Former Congressman Bob Barr, in his weekly columns, tells about the kind of country we're turning into. In "Pre-emptive strike hits high schools," he describes last November's jackbooted "drug raid" at Stratford High School in Goose Creek, South Carolina:
The now widely reproduced black-and-white video shows police barging into the school with guns drawn and pointed at students. We see dozens of students lying prone in the school's hallways with armed officers clearly shouting at them to "get down and put your hands up" while searching vainly for the drugs that were the justification for the raid in the first place.
The good news is that no student was killed or injured by any quick-draw officer's accident or overreaction. The bad news is that the incident illustrates the degree to which America is now gripped by a climate of fear and overreaction. It also bears testimony to the unbridled power with which our society has clothed government, both local and national. . . .
Is nothing to be placed in rational perspective anymore? Is the term "measured response" no longer a part of our vocabulary?
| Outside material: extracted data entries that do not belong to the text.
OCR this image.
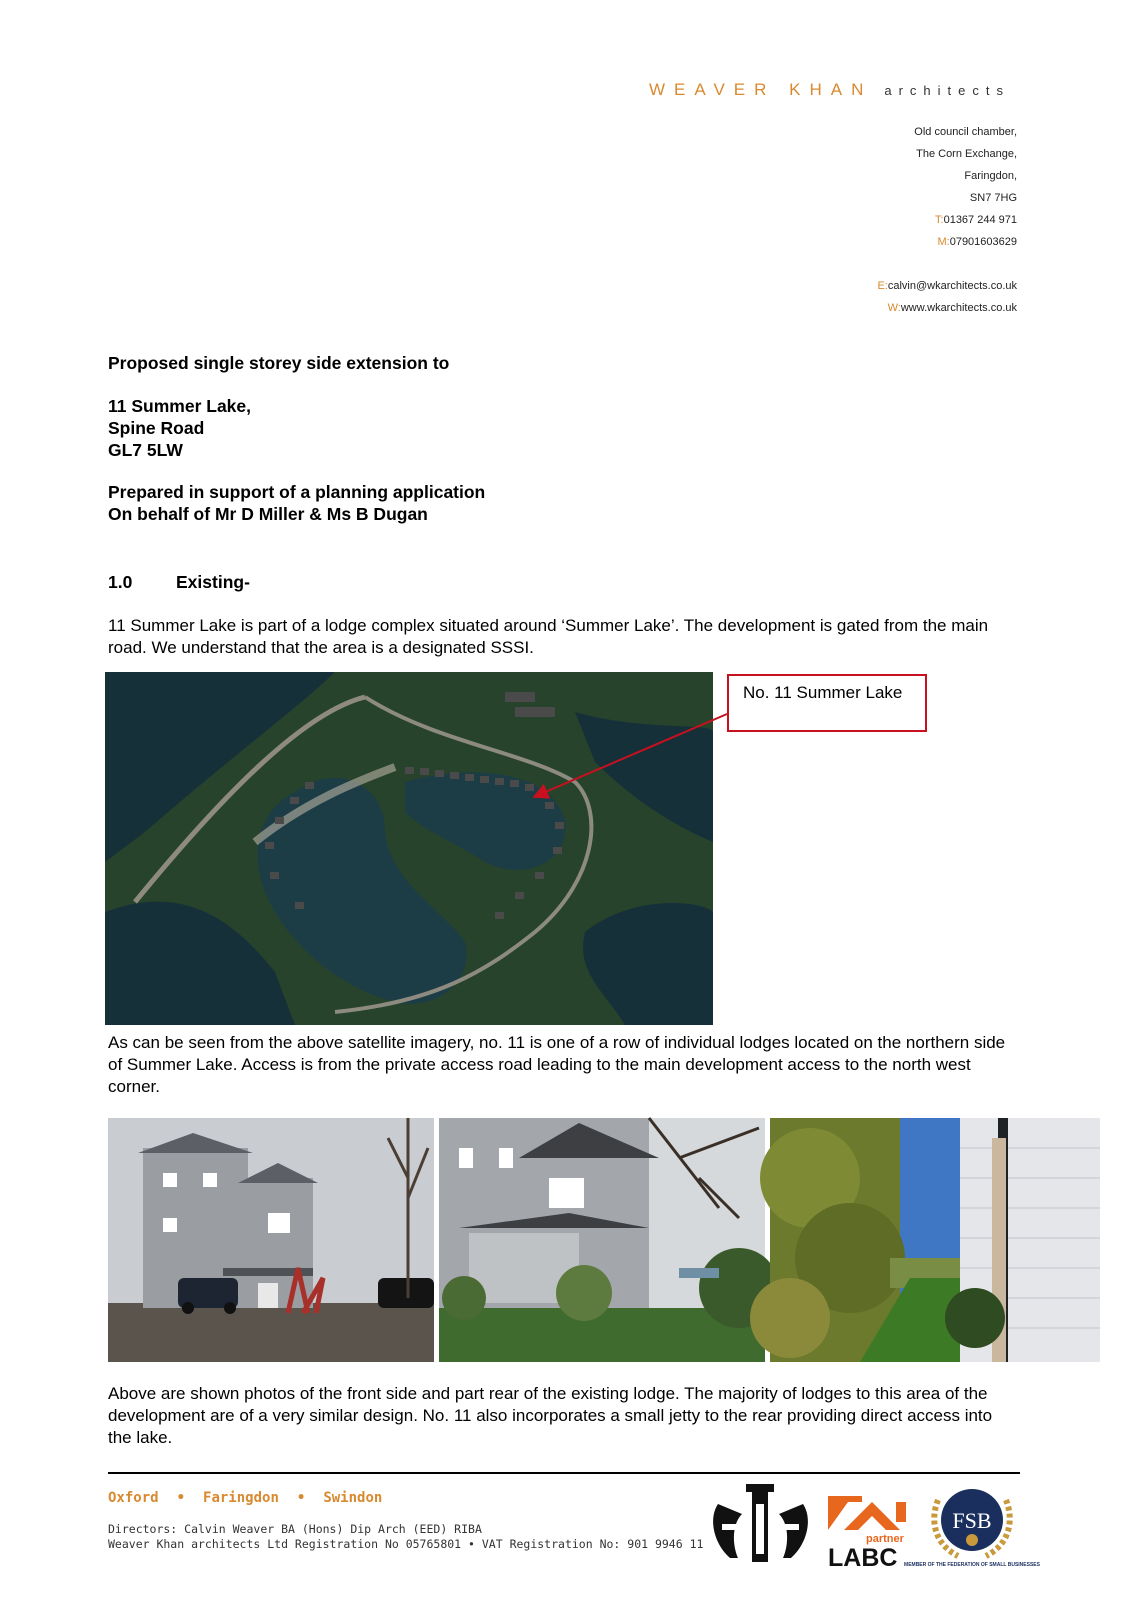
WEAVER KHAN architects
Old council chamber,
The Corn Exchange,
Faringdon,
SN7 7HG
T:01367 244 971
M:07901603629
E:calvin@wkarchitects.co.uk
W:www.wkarchitects.co.uk
Proposed single storey side extension to
11 Summer Lake,
Spine Road
GL7 5LW
Prepared in support of a planning application
On behalf of Mr D Miller & Ms B Dugan
1.0 Existing-
11 Summer Lake is part of a lodge complex situated around ‘Summer Lake’. The development is gated from the main road. We understand that the area is a designated SSSI.
No. 11 Summer Lake
As can be seen from the above satellite imagery, no. 11 is one of a row of individual lodges located on the northern side of Summer Lake. Access is from the private access road leading to the main development access to the north west corner.
Above are shown photos of the front side and part rear of the existing lodge. The majority of lodges to this area of the development are of a very similar design. No. 11 also incorporates a small jetty to the rear providing direct access into the lake.
Oxford • Faringdon • Swindon
Directors: Calvin Weaver BA (Hons) Dip Arch (EED) RIBA
Weaver Khan architects Ltd Registration No 05765801 • VAT Registration No: 901 9946 11	partner
LABC
FSB
MEMBER OF THE FEDERATION OF SMALL BUSINESSES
A police raid on a school, with guns drawn despite scant evidence, represents an effort to "be proactive" in creating a "safe environment" for students, in the words of the local school superintendent, Chester Floyd. One shudders to contemplate what a televised record of an "aggressive" approach would reveal. . . .
Oh, and by the way, when they're not testing students for drugs, alcohol, tobacco and, I suppose pretty soon, caffeine, school officials are disciplining kids for what they're saying to friends on their personal computers, after school hours and from their homes. Or, for what they write in their diaries.
Is it really any wonder that school officials -- empowered by parents to invade students' privacy to the extent of testing them for smoking cigarettes (whether on or off school property, and regardless of whether such horrible activity takes place during school hours or not), and reading their private e-mails after school hours -- feel they're within their rights to order a SWAT raid on students?